The best recommended way of evaluating long term public infrastructure projects should be based on lifecycle costs which incorporates investment costs and operation and maintenance costs.
 
This is because the operation and maintenance costs have big impact on the level of services inhibiting the infrastructure to provide the much anticipated level of services required to transform the economy.
 
It’s important that in this globalisation era, it is not just services but the level of services that must be globally competitive to attract investors in the country. The issue of trying to reduce tariff in the electricity sector is a very good lesson of how to incorporate competitiveness in all Government strategic agenda. 
 
When implementing some of these projects, they are some of the requirements to access financing or required due to the trans-boundary perspective that compel you to utilize exemptions within the PPDA law. However once the exemption is applied, you need another well-defined procedure to follow. Some of these financiers do not have procurement guidelines but have some conditions.  
 
Furthermore the issue of technology or standards impacts on the long term strategic partnership between the country where the technology is originating from and Uganda.
 
For example the use of China railway standards will impact on the engineering education in the country for railway related matters. The PPDA sometimes looks at specifying the technology as locking out competition whereas it must be taken for strategic reasons.
 
If you use technology that is not widely used, then operation and maintenance costs increases significantly especially the cost of new equipment, spare parts, and other moving equipment. This will in turn affect the level of services and thus competitiveness of the country.
 
Most of these strategic projects require use of EPC Turnkey contract mode. The financiers prefer the EPC Turnkey commercial contracts because they do not want cost overruns.
 
However, this lump sum fixed cost projects are new in this country and do not have detailed bills of quantities as design-bid and Build type of projects we are largely accustomed to.
 
 They require lengthy negotiations which you cannot do with multiple bidders and the negotiations involve a lot of design considerations.  
 
Therefore we need a mindset change such that we can design and implement infrastructure that meets world class standards and provide globally competitive services.  This mindset change will help us improve our procurement system. I therefore propose the following
 
Level of service to be delivered by infrastructure to be determined by MoFPED, NPA and Sector Ministry. The level of service determines how the infrastructure impacts the economy.
 
Policy should be put in place to give direction and prioritization of these strategic and complex projects.
 
The investment decision should be based on life cycle costs and the general impact of the service to the economy.
 
The law should cater for Investment Projects that require a lot of negotiations and changes of specifications as the process develops.
 
A framework for procurement of projects from development partners who don’t impose their procurement guidelines should be made.
 
The law should incorporate technology openness and strategic acquisition of long term technology in view of the long term technology aspects of the country.
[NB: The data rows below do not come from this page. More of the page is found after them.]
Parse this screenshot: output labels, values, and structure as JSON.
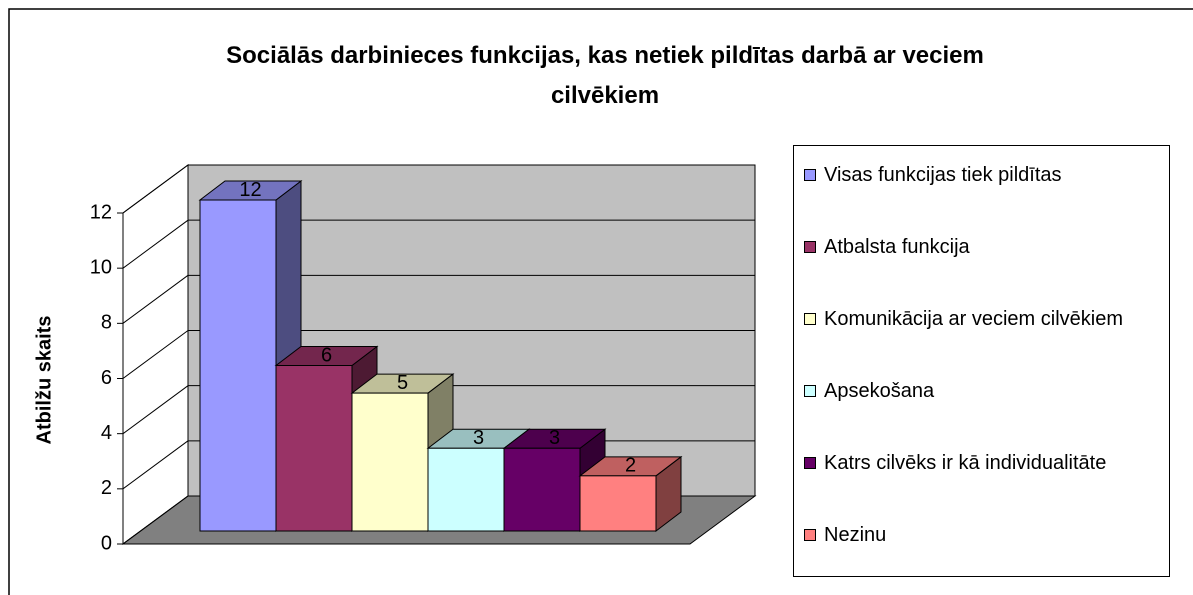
{
  "chart_data": {
    "type": "bar3d",
    "title": "Sociālās darbinieces funkcijas, kas netiek pildītas darbā ar veciem cilvēkiem",
    "ylabel": "Atbilžu skaits",
    "series": [
      {
        "name": "Visas funkcijas tiek pildītas",
        "color": "#9999ff",
        "values": [
          12
        ]
      },
      {
        "name": "Atbalsta funkcija",
        "color": "#993366",
        "values": [
          6
        ]
      },
      {
        "name": "Komunikācija ar veciem cilvēkiem",
        "color": "#ffffcc",
        "values": [
          5
        ]
      },
      {
        "name": "Apsekošana",
        "color": "#ccffff",
        "values": [
          3
        ]
      },
      {
        "name": "Katrs cilvēks ir kā individualitāte",
        "color": "#660066",
        "values": [
          3
        ]
      },
      {
        "name": "Nezinu",
        "color": "#ff8080",
        "values": [
          2
        ]
      }
    ],
    "ylim": [
      0,
      12
    ],
    "yticks": [
      0,
      2,
      4,
      6,
      8,
      10,
      12
    ],
    "grid": true,
    "legend": "right"
  }
}
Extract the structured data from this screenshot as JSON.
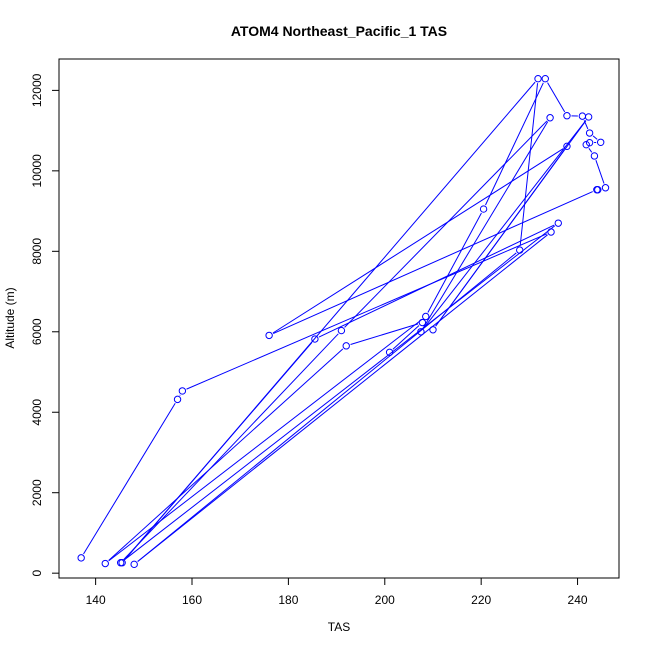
{
  "chart_data": {
    "type": "line",
    "title": "ATOM4 Northeast_Pacific_1 TAS",
    "xlabel": "TAS",
    "ylabel": "Altitude (m)",
    "xlim": [
      132.4,
      248.6
    ],
    "ylim": [
      -120,
      12780
    ],
    "xticks": [
      140,
      160,
      180,
      200,
      220,
      240
    ],
    "yticks": [
      0,
      2000,
      4000,
      6000,
      8000,
      10000,
      12000
    ],
    "grid": false,
    "series": [
      {
        "marker": "open-circle",
        "color": "#0000ff",
        "points": [
          [
            137.0,
            380
          ],
          [
            157.0,
            4320
          ],
          [
            158.0,
            4530
          ],
          [
            234.5,
            8480
          ],
          [
            148.0,
            220
          ],
          [
            228.0,
            8030
          ],
          [
            231.8,
            12290
          ],
          [
            145.5,
            260
          ],
          [
            185.5,
            5820
          ],
          [
            236.0,
            8700
          ],
          [
            145.2,
            260
          ],
          [
            191.0,
            6030
          ],
          [
            234.3,
            11320
          ],
          [
            207.5,
            6000
          ],
          [
            242.3,
            11340
          ],
          [
            210.0,
            6050
          ],
          [
            237.8,
            10610
          ],
          [
            176.0,
            5910
          ],
          [
            244.0,
            9530
          ],
          [
            244.2,
            9530
          ],
          [
            245.8,
            9580
          ],
          [
            243.5,
            10370
          ],
          [
            241.8,
            10650
          ],
          [
            242.5,
            10700
          ],
          [
            244.8,
            10710
          ],
          [
            242.5,
            10940
          ],
          [
            241.0,
            11360
          ],
          [
            237.8,
            11370
          ],
          [
            233.3,
            12290
          ],
          [
            220.5,
            9050
          ],
          [
            208.5,
            6380
          ],
          [
            142.0,
            240
          ],
          [
            192.0,
            5650
          ],
          [
            207.8,
            6230
          ],
          [
            201.0,
            5490
          ]
        ]
      }
    ],
    "colors": {
      "series": "#0000ff",
      "axis": "#000000",
      "background": "#ffffff"
    }
  }
}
The law should as much as possible incorporate private sector business like practices in terms of efficiency, speed and quality.
 
Recognise the professional bodies like ERB, Law council, ARB, SRB. Let professional persons take responsibility for professional work before finalizing procurement
 
Therefore, although the PPDA law has greatly improved the procurement sector in Uganda, amendments are required to cater for strategic and complex projects which will facilitate faster socio-economic transformation of Uganda.